罹災児童の感想文(原文の儘)
◎ソノ夜
住吉尋常小学校一年 萩原 精治
三月二十一日ハ、ヒドイカゼノヒデシタ。バンゴハンヲタベテ、ネヤウトシマスト、ジドウシャポンプガトンデユキマシタ。ヒトガハシツテユキマス。
「ニゲナサイ」トカアサンガイヒマシタノデ、ボクハ五ネンノ、ニイサントニゲマシタ。ボクハカゼデコロビマシタ。ニイサンガオコシテクレマシタ。
ヒノコヲカブツテ、カゼニトバサレナガラ、ハシリマシタ、ヤウヤクバアヤサンノウチニツキマシタ。ソノウチニ、セガハサンガキマシタノデ、ボクハオンブシテマタニゲマシタ。ウシロヲミルト、ソラハマツカデヒノコガバラバラトンデキマス。ボクハオツカナクテ、セガハサンニツカマリマシタ。
ダイモンヲトホツテ、ナカノハシヘニゲマシタ。ボクハシラナイウチヘトメテモラヒマシタ。
メガサメルト、セウボウノヒトガキテ「クワジハキエマシタヨ」トイツタノデ、ボクハアンシンシマシタ。
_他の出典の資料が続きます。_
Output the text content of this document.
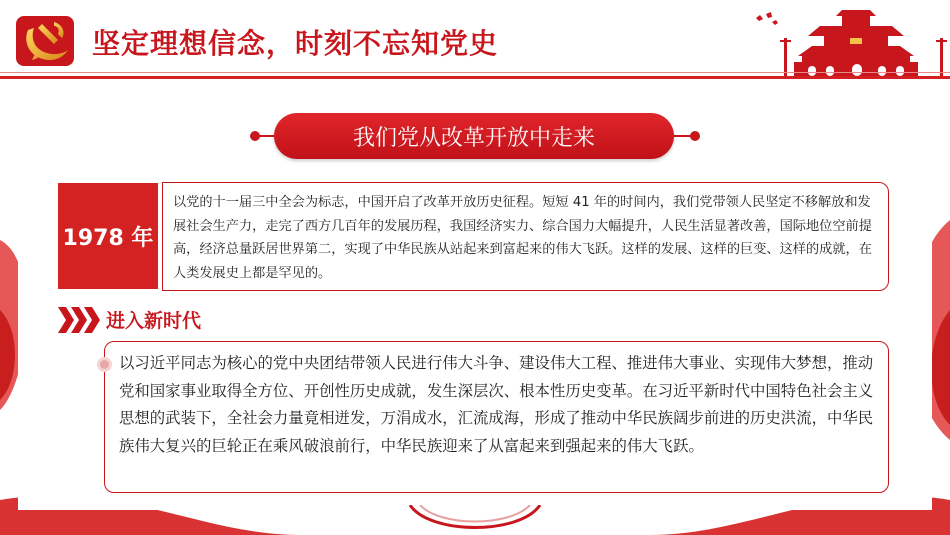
坚定理想信念，时刻不忘知党史
我们党从改革开放中走来
1978 年
以党的十一届三中全会为标志，中国开启了改革开放历史征程。短短 41 年的时间内，我们党带领人民坚定不移解放和发展社会生产力，走完了西方几百年的发展历程，我国经济实力、综合国力大幅提升，人民生活显著改善，国际地位空前提高，经济总量跃居世界第二，实现了中华民族从站起来到富起来的伟大飞跃。这样的发展、这样的巨变、这样的成就，在人类发展史上都是罕见的。
进入新时代
以习近平同志为核心的党中央团结带领人民进行伟大斗争、建设伟大工程、推进伟大事业、实现伟大梦想，推动党和国家事业取得全方位、开创性历史成就，发生深层次、根本性历史变革。在习近平新时代中国特色社会主义思想的武装下，全社会力量竟相迸发，万涓成水，汇流成海，形成了推动中华民族阔步前进的历史洪流，中华民族伟大复兴的巨轮正在乘风破浪前行，中华民族迎来了从富起来到强起来的伟大飞跃。
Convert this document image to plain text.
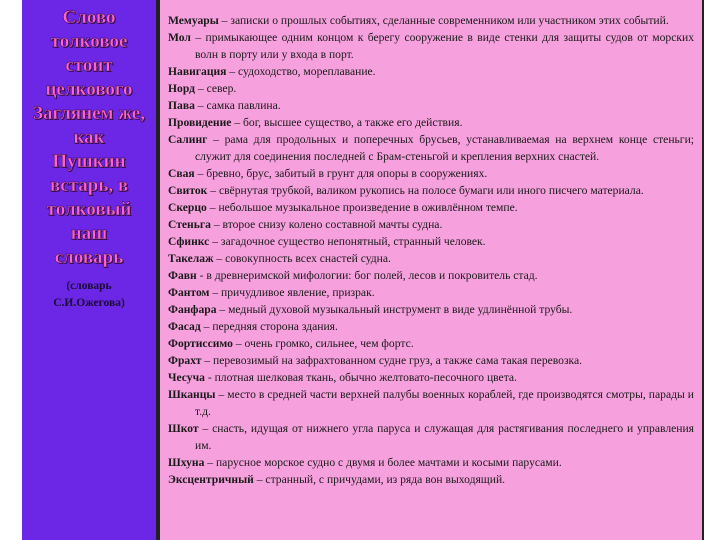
Слово
толковое
стоит
целкового
Заглянем же,
как
Пушкин
встарь, в
толковый
наш
словарь
(словарь
С.И.Ожегова)
Мемуары – записки о прошлых событиях, сделанные современником или участником этих событий.
Мол – примыкающее одним концом к берегу сооружение в виде стенки для защиты судов от морских волн в порту или у входа в порт.
Навигация – судоходство, мореплавание.
Норд – север.
Пава – самка павлина.
Провидение – бог, высшее существо, а также его действия.
Салинг – рама для продольных и поперечных брусьев, устанавливаемая на верхнем конце стеньги; служит для соединения последней с Брам-стеньгой и крепления верхних снастей.
Свая – бревно, брус, забитый в грунт для опоры в сооружениях.
Свиток – свёрнутая трубкой, валиком рукопись на полосе бумаги или иного писчего материала.
Скерцо – небольшое музыкальное произведение в оживлённом темпе.
Стеньга – второе снизу колено составной мачты судна.
Сфинкс – загадочное существо непонятный, странный человек.
Такелаж – совокупность всех снастей судна.
Фавн - в древнеримской мифологии: бог полей, лесов и покровитель стад.
Фантом – причудливое явление, призрак.
Фанфара – медный духовой музыкальный инструмент в виде удлинённой трубы.
Фасад – передняя сторона здания.
Фортиссимо – очень громко, сильнее, чем фортс.
Фрахт – перевозимый на зафрахтованном судне груз, а также сама такая перевозка.
Чесуча - плотная шелковая ткань, обычно желтовато-песочного цвета.
Шканцы – место в средней части верхней палубы военных кораблей, где производятся смотры, парады и т.д.
Шкот – снасть, идущая от нижнего угла паруса и служащая для растягивания последнего и управления им.
Шхуна – парусное морское судно с двумя и более мачтами и косыми парусами.
Эксцентричный – странный, с причудами, из ряда вон выходящий.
セガハサンガ、カアサンタケヲサガシテクレタノデ、ヨガアケテカラ、ニイサント、三ニンデス、スヰヒロチヨウノニヤマノウチニユキマシタ。
トヨチヤンガ、シンダトイツタノデ、ボクタチハナキマシタ。
ピアノモヤケタノデ、ボクハガツカリシマシタ。ランドセルモ、ガツコウモヤケテシマヒマシタ。
(漢字交じり文)
三月二十一日は、ひどい風の日でした。晩御飯を食べて、寝ようとしますと、自動車ポンプが飛んでゆきました。人が走ってゆきます。
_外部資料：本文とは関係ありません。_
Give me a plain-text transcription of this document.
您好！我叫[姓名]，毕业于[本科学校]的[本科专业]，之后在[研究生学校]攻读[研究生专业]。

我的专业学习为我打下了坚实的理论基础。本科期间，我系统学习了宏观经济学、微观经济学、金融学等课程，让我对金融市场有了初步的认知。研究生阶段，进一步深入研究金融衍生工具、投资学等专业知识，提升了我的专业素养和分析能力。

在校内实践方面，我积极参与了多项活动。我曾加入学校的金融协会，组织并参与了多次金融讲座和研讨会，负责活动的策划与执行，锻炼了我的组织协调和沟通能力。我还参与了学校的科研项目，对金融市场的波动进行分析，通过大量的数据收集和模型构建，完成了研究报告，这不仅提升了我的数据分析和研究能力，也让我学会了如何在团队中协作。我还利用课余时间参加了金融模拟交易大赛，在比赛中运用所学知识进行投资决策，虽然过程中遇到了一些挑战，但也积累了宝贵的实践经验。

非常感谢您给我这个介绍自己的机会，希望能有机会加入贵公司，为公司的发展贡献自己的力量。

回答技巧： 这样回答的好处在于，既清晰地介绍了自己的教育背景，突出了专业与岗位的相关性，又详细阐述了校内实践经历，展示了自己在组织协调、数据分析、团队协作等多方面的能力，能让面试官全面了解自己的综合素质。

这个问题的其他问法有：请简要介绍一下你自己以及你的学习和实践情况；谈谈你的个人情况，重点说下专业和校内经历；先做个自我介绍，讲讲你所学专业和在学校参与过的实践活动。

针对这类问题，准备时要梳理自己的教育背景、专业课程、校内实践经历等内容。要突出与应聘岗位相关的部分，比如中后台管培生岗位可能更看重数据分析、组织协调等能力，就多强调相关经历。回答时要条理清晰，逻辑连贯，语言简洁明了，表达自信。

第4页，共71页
「逃げなさい」と母さんが言いましたので、僕は五年の、兄さんと逃げました。僕は風で転びました。兄さんが起こしてくれました。
火の粉をかぶって、風に飛ばされながら、走りました。ようやく婆やさんの家に着きました。その家に、瀬川さんが来ましたので、僕はおんぶしてまた逃げました。後ろを見ると、空は真っ赤で火の粉がばらばら飛んで来ます。僕はおっかなくて、瀬川さんにつかまりました。
大門を通って、中の橋へ逃げました。僕は知らない家へ泊めてもらいました。
目が覚めると、消防の人が来て「火事は消えましたよ」と言ったので、僕は安心しました。
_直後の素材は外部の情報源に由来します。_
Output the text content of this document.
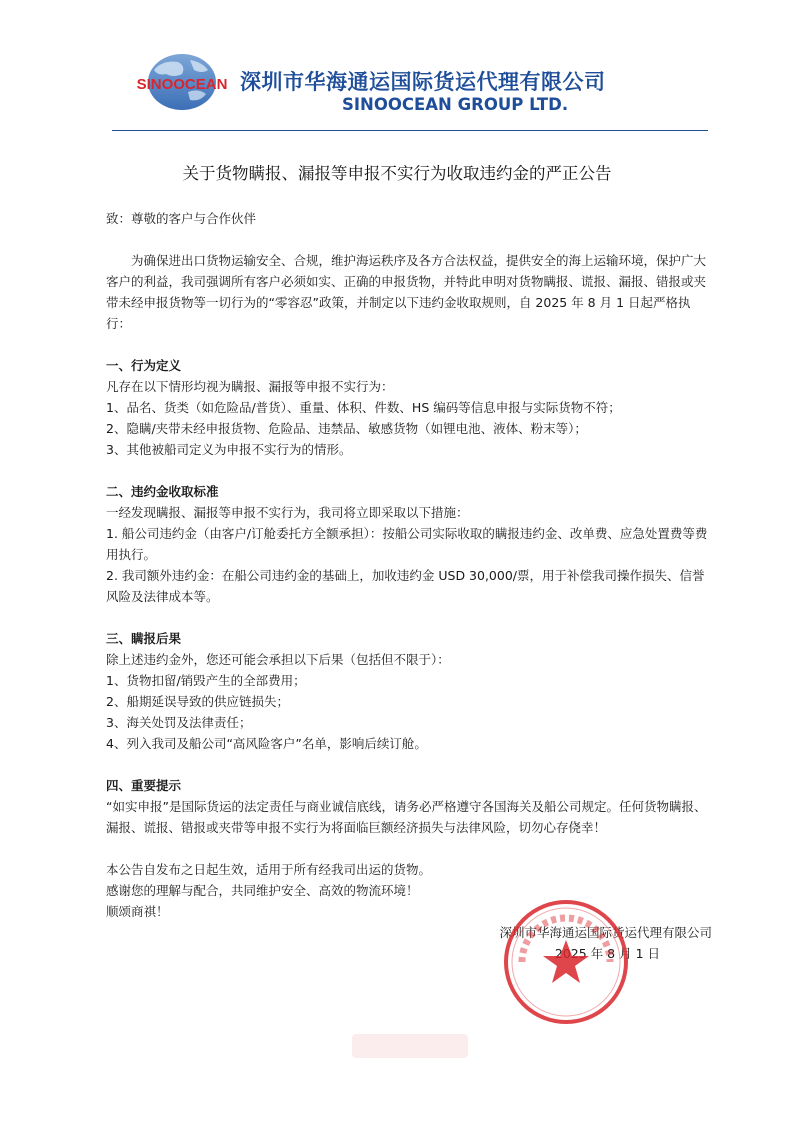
SINOOCEAN 深圳市华海通运国际货运代理有限公司
SINOOCEAN GROUP LTD.
关于货物瞒报、漏报等申报不实行为收取违约金的严正公告

致：尊敬的客户与合作伙伴

为确保进出口货物运输安全、合规，维护海运秩序及各方合法权益，提供安全的海上运输环境，保护广大客户的利益，我司强调所有客户必须如实、正确的申报货物，并特此申明对货物瞒报、谎报、漏报、错报或夹带未经申报货物等一切行为的“零容忍”政策，并制定以下违约金收取规则，自 2025 年 8 月 1 日起严格执行：

一、行为定义

凡存在以下情形均视为瞒报、漏报等申报不实行为：

1、品名、货类（如危险品/普货）、重量、体积、件数、HS 编码等信息申报与实际货物不符；

2、隐瞒/夹带未经申报货物、危险品、违禁品、敏感货物（如锂电池、液体、粉末等）；

3、其他被船司定义为申报不实行为的情形。

二、违约金收取标准

一经发现瞒报、漏报等申报不实行为，我司将立即采取以下措施：

1. 船公司违约金（由客户/订舱委托方全额承担）：按船公司实际收取的瞒报违约金、改单费、应急处置费等费用执行。

2. 我司额外违约金：在船公司违约金的基础上，加收违约金 USD 30,000/票，用于补偿我司操作损失、信誉风险及法律成本等。

三、瞒报后果

除上述违约金外，您还可能会承担以下后果（包括但不限于）：

1、货物扣留/销毁产生的全部费用；

2、船期延误导致的供应链损失；

3、海关处罚及法律责任；

4、列入我司及船公司“高风险客户”名单，影响后续订舱。

四、重要提示

“如实申报”是国际货运的法定责任与商业诚信底线，请务必严格遵守各国海关及船公司规定。任何货物瞒报、漏报、谎报、错报或夹带等申报不实行为将面临巨额经济损失与法律风险，切勿心存侥幸！

本公告自发布之日起生效，适用于所有经我司出运的货物。

感谢您的理解与配合，共同维护安全、高效的物流环境！

顺颂商祺！

深圳市华海通运国际货运代理有限公司

2025 年 8 月 1 日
瀬川さんが、母さんだけを探してくれたので、夜が明けてから、兄さんと、三人です、末広町のニヤマの家に行きました。
父ちゃんが、死んだと言ったので、僕たちは泣きました。
ピアノも焼けたので、僕はがっかりしました。ランドセルも、学校も焼けてしまいました。